To call that year’s church experience eclectic would be an understatement. Quite honestly, it was the best thing that ever could have happened to nine-year-old me. All the rules I’d built in my head of what church was and was supposed to be were thrown out the window by experience after experience.

We attended an Anglican church on Sunday mornings: a vicar, pulpit to the side of the altar, standard order of service, infant baptism, stone cathedral-like building, kneeling rail at the front for communion from a single cup (with wine!). Church there was about as far from what I had known as possible.

On those Sunday mornings I learned about the beauty of the liturgy. I learned that the old church traditions hold deep meaning and deep truth. And I learned these things in a church community where, as a Caucasian American, I was the minority. The people were Chinese, Indian, British, Canadian, Malaysian—and they all worshipped together. Two vivid memories stand out to me as the best examples of what was modeled to me in that church: grace and beauty.

One was when our good friends—the family that had introduced us to the church, likely the only other Americans there—had a baby son born. This family had come from a church tradition which practiced believer’s baptism. They wanted to dedicate their son, but did not want him baptized. So they approached the vicar with their conundrum. Without blinking, he offered to hold a service of dedication rather than a baptism. He understood that his congregation was made up of people who came from diverse backgrounds. He understood that it was truth taught and the body worshipping together that brought them. And he understood essentials and non-essentials of faith. He practiced grace.

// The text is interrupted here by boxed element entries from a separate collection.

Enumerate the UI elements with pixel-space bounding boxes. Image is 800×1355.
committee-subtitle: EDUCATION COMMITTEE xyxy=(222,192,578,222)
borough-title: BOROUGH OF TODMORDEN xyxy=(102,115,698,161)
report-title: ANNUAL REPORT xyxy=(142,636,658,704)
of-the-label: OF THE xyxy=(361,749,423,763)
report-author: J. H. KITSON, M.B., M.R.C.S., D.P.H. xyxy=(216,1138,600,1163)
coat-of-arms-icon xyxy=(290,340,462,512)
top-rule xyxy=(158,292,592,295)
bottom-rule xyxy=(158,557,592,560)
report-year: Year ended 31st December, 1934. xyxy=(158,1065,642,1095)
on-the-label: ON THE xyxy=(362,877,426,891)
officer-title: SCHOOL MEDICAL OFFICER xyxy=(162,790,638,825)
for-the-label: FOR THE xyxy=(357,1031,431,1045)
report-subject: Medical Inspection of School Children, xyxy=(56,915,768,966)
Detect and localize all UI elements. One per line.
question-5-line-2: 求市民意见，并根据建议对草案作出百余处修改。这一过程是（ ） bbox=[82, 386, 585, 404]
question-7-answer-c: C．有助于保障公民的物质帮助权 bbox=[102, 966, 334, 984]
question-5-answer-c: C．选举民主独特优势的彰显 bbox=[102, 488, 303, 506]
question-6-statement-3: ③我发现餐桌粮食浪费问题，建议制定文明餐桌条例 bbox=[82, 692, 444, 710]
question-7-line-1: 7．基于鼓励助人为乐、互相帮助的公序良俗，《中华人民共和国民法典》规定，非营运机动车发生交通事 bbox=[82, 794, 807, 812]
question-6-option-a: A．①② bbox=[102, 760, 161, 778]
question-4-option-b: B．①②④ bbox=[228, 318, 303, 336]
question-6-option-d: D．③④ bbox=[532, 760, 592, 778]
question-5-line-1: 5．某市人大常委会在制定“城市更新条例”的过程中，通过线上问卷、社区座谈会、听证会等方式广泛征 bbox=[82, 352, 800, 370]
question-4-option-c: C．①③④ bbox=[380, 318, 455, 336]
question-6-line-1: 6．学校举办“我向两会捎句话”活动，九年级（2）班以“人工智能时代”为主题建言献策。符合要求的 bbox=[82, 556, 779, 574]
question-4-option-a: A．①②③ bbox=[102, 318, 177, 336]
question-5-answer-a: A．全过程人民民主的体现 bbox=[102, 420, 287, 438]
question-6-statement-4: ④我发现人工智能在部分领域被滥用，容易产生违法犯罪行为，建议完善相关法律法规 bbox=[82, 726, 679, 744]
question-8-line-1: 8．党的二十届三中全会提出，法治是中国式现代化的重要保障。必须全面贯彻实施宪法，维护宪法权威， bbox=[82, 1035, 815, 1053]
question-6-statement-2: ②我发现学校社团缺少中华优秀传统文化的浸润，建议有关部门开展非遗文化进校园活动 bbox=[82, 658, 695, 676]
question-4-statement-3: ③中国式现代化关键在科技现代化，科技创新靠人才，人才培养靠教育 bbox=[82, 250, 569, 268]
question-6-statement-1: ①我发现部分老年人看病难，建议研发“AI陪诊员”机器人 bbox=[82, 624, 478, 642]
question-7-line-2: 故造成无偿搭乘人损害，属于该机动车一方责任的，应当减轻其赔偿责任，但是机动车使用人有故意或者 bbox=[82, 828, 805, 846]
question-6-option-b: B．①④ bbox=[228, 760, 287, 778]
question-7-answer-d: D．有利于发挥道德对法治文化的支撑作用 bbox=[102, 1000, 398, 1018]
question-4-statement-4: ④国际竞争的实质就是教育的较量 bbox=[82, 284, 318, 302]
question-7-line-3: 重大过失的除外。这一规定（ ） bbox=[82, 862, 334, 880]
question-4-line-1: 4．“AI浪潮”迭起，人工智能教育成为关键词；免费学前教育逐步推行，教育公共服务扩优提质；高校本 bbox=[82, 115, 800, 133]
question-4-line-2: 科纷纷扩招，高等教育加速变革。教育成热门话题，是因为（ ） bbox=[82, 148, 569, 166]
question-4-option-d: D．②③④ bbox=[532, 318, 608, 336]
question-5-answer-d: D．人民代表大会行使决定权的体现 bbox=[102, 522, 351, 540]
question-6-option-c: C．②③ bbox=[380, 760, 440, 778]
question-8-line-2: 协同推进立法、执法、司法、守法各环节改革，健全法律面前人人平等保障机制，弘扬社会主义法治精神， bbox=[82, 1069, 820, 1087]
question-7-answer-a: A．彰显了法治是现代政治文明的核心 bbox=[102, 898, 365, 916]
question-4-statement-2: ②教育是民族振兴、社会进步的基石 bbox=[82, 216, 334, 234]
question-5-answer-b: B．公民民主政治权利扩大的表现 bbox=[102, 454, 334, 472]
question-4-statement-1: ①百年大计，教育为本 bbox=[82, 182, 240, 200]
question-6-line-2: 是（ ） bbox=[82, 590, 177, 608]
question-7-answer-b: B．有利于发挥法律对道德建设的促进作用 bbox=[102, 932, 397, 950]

The second memory was from Easter Sunday. Along with the gorgeous music, the violet hangings turned white, and the preaching of resurrection, there was ballet. Little Puritanical me was slightly shocked at first. And then, as I watched two women and their lithe movements, I saw art and beauty turned to worship. It sounds a bit silly today—when we see things like this quite commonly in many American churches, but in 1991, it was revelatory to me. I had no idea you could worship God by dancing. I had no idea how much He delighted in beauty.